Byte-Sized Reviews
Circuit Panic
Another Fowl Mobile Game

By Seán O'Sullivan - September 4th, 2013


The sheer glut of games available on the Android marketplace behooves a very stringent screening process. Apps must be executed well on a technical level, game-play needs to be instantly rewarding while also divulging greater depth with continued play, and the graphics need to effectively convey what’s happening in the game. Oh, and if there are ads, they can’t be overly intrusive. Circuit Panic from Vinyl Games is the latest game to fail my screening process.

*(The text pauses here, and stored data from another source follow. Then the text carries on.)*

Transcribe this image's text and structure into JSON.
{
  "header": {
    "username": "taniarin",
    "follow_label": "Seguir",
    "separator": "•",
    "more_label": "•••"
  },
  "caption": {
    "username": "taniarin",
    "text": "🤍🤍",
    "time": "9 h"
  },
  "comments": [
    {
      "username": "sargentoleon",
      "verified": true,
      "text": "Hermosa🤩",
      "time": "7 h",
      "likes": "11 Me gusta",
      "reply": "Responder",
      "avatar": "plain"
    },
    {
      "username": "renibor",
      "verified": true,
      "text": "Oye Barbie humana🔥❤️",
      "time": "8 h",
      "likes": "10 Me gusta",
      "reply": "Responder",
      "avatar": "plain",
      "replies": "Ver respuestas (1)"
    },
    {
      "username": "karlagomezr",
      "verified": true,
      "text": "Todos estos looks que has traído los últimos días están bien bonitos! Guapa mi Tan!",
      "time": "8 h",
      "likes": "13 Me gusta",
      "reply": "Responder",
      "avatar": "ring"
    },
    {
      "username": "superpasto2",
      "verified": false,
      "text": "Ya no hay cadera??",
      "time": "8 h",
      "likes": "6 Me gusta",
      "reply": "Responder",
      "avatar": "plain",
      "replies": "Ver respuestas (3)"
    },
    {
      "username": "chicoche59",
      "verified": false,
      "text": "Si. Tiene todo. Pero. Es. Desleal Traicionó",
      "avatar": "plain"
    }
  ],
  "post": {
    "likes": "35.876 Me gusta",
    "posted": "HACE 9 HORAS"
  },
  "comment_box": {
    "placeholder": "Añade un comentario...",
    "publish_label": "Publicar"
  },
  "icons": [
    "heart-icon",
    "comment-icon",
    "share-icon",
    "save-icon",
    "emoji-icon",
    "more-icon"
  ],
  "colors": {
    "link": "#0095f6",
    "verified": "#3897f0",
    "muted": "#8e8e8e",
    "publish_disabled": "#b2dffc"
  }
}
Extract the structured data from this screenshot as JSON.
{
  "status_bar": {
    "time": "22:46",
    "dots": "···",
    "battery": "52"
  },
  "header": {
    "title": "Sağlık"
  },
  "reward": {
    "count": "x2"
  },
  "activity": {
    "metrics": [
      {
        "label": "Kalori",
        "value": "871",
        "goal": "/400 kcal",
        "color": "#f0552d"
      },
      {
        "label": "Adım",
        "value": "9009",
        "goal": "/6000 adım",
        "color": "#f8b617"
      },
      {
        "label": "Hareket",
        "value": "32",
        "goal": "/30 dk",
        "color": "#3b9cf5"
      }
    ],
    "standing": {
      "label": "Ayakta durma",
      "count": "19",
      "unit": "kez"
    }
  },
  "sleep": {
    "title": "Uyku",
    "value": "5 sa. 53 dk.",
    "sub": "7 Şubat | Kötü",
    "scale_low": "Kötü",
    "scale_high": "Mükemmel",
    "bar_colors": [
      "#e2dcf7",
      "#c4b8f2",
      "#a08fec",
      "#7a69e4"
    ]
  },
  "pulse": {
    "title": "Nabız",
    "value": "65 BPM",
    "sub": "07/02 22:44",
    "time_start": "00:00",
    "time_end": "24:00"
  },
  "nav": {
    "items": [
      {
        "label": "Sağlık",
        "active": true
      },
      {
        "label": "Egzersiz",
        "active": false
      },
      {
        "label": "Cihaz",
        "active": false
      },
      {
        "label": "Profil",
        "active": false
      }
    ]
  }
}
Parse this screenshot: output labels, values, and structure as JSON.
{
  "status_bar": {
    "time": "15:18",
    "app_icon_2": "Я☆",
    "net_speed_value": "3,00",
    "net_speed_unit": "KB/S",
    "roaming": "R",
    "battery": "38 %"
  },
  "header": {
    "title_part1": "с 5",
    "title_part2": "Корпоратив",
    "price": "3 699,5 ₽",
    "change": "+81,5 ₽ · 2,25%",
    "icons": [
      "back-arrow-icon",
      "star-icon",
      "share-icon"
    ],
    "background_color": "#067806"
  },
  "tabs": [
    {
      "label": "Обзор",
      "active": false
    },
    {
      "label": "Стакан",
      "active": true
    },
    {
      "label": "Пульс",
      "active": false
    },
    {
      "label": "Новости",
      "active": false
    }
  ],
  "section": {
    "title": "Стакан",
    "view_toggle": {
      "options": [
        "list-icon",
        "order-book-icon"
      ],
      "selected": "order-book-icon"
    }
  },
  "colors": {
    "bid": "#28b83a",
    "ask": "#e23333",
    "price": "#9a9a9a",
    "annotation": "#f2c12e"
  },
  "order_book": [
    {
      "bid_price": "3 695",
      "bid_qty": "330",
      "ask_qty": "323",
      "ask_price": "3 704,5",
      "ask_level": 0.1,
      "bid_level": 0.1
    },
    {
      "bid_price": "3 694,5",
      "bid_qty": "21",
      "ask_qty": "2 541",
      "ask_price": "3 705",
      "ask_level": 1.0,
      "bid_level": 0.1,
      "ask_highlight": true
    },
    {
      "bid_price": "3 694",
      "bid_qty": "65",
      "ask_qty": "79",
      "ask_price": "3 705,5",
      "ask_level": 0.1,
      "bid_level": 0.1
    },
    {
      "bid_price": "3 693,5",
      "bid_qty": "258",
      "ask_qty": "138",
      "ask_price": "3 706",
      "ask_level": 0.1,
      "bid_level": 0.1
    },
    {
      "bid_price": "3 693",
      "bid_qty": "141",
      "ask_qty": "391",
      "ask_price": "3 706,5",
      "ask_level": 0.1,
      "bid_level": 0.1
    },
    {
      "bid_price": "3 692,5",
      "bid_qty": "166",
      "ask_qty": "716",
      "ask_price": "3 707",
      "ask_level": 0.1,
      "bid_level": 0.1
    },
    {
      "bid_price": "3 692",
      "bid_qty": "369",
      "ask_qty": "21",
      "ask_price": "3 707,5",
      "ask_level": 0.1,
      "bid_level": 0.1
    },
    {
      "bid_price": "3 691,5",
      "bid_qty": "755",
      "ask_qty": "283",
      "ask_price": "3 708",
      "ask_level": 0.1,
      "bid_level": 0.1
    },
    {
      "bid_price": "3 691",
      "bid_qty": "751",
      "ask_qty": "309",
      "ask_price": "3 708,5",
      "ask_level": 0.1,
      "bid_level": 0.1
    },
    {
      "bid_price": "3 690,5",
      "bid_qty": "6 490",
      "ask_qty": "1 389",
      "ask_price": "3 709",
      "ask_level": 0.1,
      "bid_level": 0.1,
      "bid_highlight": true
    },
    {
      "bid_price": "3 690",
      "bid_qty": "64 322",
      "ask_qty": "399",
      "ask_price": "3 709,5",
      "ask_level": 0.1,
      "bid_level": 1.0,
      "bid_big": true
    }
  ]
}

The hook is that the player controls three birds as they rest on electrical wires, avoiding the deadly currents that occasionally surge through. Each bird has a unique look (with an implied personality, to a certain extent), but each controls the same. The birds perform a short hop on the spot with a tap, a bound over large currents with a horizontal swipe, and can transfer to higher or lower wires with a vertical swipe.

The apparent simplicity had me hoping for the kind of elegant multitasking that Nintendo’s LCD Game and Watch series delivered, but the controls prove themselves to be impractical for the pace of the game-play. Bulbs on the side of the screen flicker to warn of dangers, but instead of focusing on the task at hand, you’ll be making deliberate prods at your screen, trying to coax the birds into action. The timing is too tight for taps not to register reliably, and making the birds bound horizontally across the screen increases the hang time, but often sets them up to land on the next current. With three lethargic fowl dragging you down, frustration compounds quickly.

The results of game-play can be shocking…

Control woes aside, the game does benefit from great presentation. Each set of stages is set in a new environment, with each one introducing some cosmetic and gameplay novelty, and colorful storyboard sequences bookend each chapter. Progress is achieved by completing the objectives displayed before each stage, but it rarely gets more imaginative than collecting the power-ups, earning a set score, or keeping your birds alive.

If you’re interested, there’s a free version with easily-ignored ads, and a $1 version that grants access to additional content. While I found the game too frustrating to persevere with, gamers with smaller hands, the patience for a steep learning curve, and room in their hearts for yet another tale about intrepid birds may find some enjoyment here.